LinkedIn post mortem

Il y a quelques semaines, j’ai reçu l’invitation d’un ami – appelons-le J., dans un souci de protection des données – à le rejoindre sur LinkedIn. Des messages de ce genre, on en reçoit souvent, mais cette fois je suis restée pétrifiée, parce que J. est mort il y a plus de six mois. Apparemment son entourage n’a pas fermé son compte, l’empêchant ainsi de savoir lui-même qu’il n’existe plus ; il a d’ailleurs suivi le protocole jusqu’au bout, effectuant les deux relances réglementaires auprès de celles et ceux qui n’avaient pas réagi.
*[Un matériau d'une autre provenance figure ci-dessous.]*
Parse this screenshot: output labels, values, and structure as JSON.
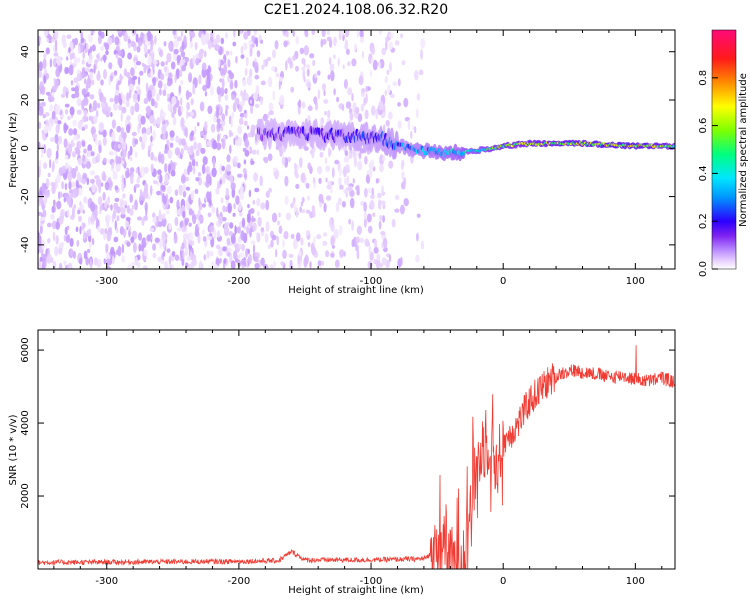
{
  "title": "C2E1.2024.108.06.32.R20",
  "chart_data": [
    {
      "type": "heatmap",
      "ylabel": "Frequency (Hz)",
      "xlabel": "Height of straight line (km)",
      "xlim": [
        -352,
        130
      ],
      "ylim": [
        -50,
        49
      ],
      "xticks": [
        -300,
        -200,
        -100,
        0,
        100
      ],
      "yticks": [
        -40,
        -20,
        0,
        20,
        40
      ],
      "colorbar": {
        "label": "Normalized spectral amplitude",
        "range": [
          0,
          1
        ],
        "ticks": [
          0.0,
          0.2,
          0.4,
          0.6,
          0.8
        ],
        "colormap": [
          "#ffffff",
          "#e3c8ff",
          "#b98aff",
          "#7d22f0",
          "#2a00ff",
          "#0096ff",
          "#00e6ff",
          "#00ff7f",
          "#7fff00",
          "#ffff00",
          "#ff8c00",
          "#ff1a1a",
          "#ff0a78"
        ]
      },
      "noise_region_km": [
        -352,
        -60
      ],
      "signal_line": {
        "x_km": [
          -185,
          -150,
          -120,
          -90,
          -80,
          -60,
          -40,
          -20,
          0,
          20,
          60,
          100,
          130
        ],
        "freq_hz": [
          6,
          6,
          5,
          4,
          1,
          -1,
          -2,
          -1,
          1,
          2,
          2,
          1,
          1
        ],
        "amplitude": [
          0.3,
          0.32,
          0.35,
          0.4,
          0.45,
          0.5,
          0.55,
          0.62,
          0.7,
          0.75,
          0.78,
          0.82,
          0.7
        ]
      }
    },
    {
      "type": "line",
      "ylabel": "SNR (10 * v/v)",
      "xlabel": "Height of straight line (km)",
      "xlim": [
        -352,
        130
      ],
      "ylim": [
        0,
        6550
      ],
      "xticks": [
        -300,
        -200,
        -100,
        0,
        100
      ],
      "yticks": [
        2000,
        4000,
        6000
      ],
      "color": "#f03a32",
      "series": [
        {
          "x": [
            -352,
            -300,
            -250,
            -200,
            -170,
            -160,
            -150,
            -100,
            -60,
            -50,
            -45,
            -40,
            -35,
            -30,
            -25,
            -20,
            -15,
            -10,
            -5,
            0,
            10,
            20,
            30,
            40,
            50,
            60,
            70,
            80,
            90,
            95,
            100,
            110,
            120,
            130
          ],
          "y": [
            150,
            160,
            170,
            180,
            200,
            450,
            220,
            220,
            250,
            500,
            900,
            300,
            200,
            500,
            1700,
            2800,
            3300,
            3500,
            2800,
            3500,
            3900,
            4600,
            5000,
            5300,
            5450,
            5400,
            5350,
            5250,
            5300,
            5250,
            5200,
            5150,
            5250,
            5100
          ]
        }
      ]
    }
  ]
}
Une fois surmontée ma sidération, je me suis demandé si LinkedIn ne pratique pas une forme améliorée de spiritisme, où le medium aurait cédé la place aux algorithmes : esprit de J., si tu es là, clique trois coups. Convaincue que la part immatérielle de notre être n’est pas séparable de sa part matérielle, et que le corps de J. étant mort son âme l’était aussi (sauf, bien entendu, dans la mémoire des vivants, mais ceci est vraiment une autre histoire), j’ai jeté sans scrupules les deux premiers messages ;  j’ai par contre mis du temps à jeter le troisième, taraudée par le doute que l’au-delà informatique pourrait être plus réel que l’enfer et le paradis.
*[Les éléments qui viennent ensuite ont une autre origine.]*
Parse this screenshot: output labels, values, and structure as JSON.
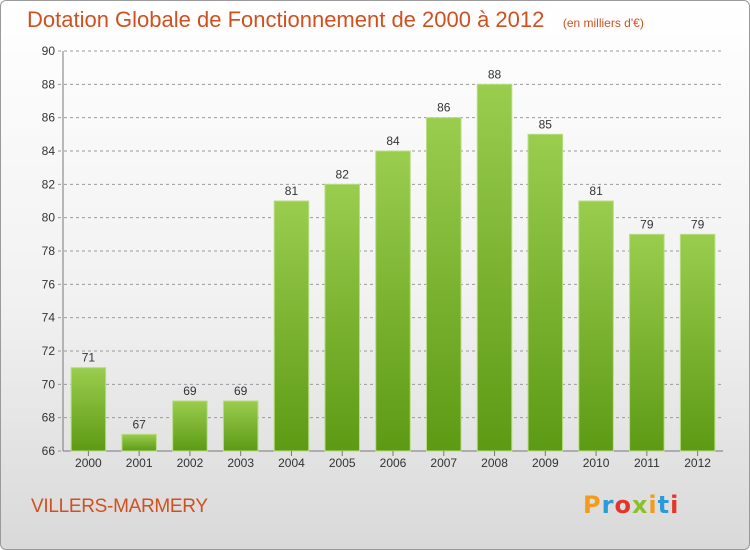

Il y a plusieurs années, alors que j’hésitais à booster ma carrière en adhérant à LinkedIn, j’y avais renoncé en découvrant que cette plateforme professionnelle ratisse périodiquement le carnet d’adresses de ses ouailles sans même prendre la peine de les avertir. Vous allez me demander si je tombe de la lune, et effectivement, je suis peu amatrice de réseaux sociaux (sauf WhatsApp, eh oui, personne n’est parfait), de sorte que j’ai des réticences d’un autre siècle et je n’ai pas envie que mes ami.e.s et connaissances se fassent draguer par un robot qui se fait passer pour moi.

Mais là est la question, est-ce que nos vies virtuelles, sur lesquelles nous avons de moins en moins d’emprise, ne font pas désormais partie intégrante de notre identité ? Peu importe que je ne fréquente pas Facebook ou Instagram, j’existe sur le web plus que dans mon quartier. Mon vrai moi, comme celui de J., s’est dilaté jusqu’à inclure tous mes moi imposteurs. C’est pourquoi, en fin de compte (puisque son compte lui survit), j’ai peut-être eu tort de ne pas répondre au troisième coup de l’esprit de J.

P.S. Si vous n’avez rien compris, tant mieux, c’était le but.

Silvia Ricci Lempen

Silvia Ricci Lempen est écrivaine. Son champ d’investigation préféré est celui des rapports entre les femmes et les hommes: un domaine où se manifeste l’importance croissante de la dimension culturelle dans la compréhension des fonctionnements et dysfonctionnements de notre société.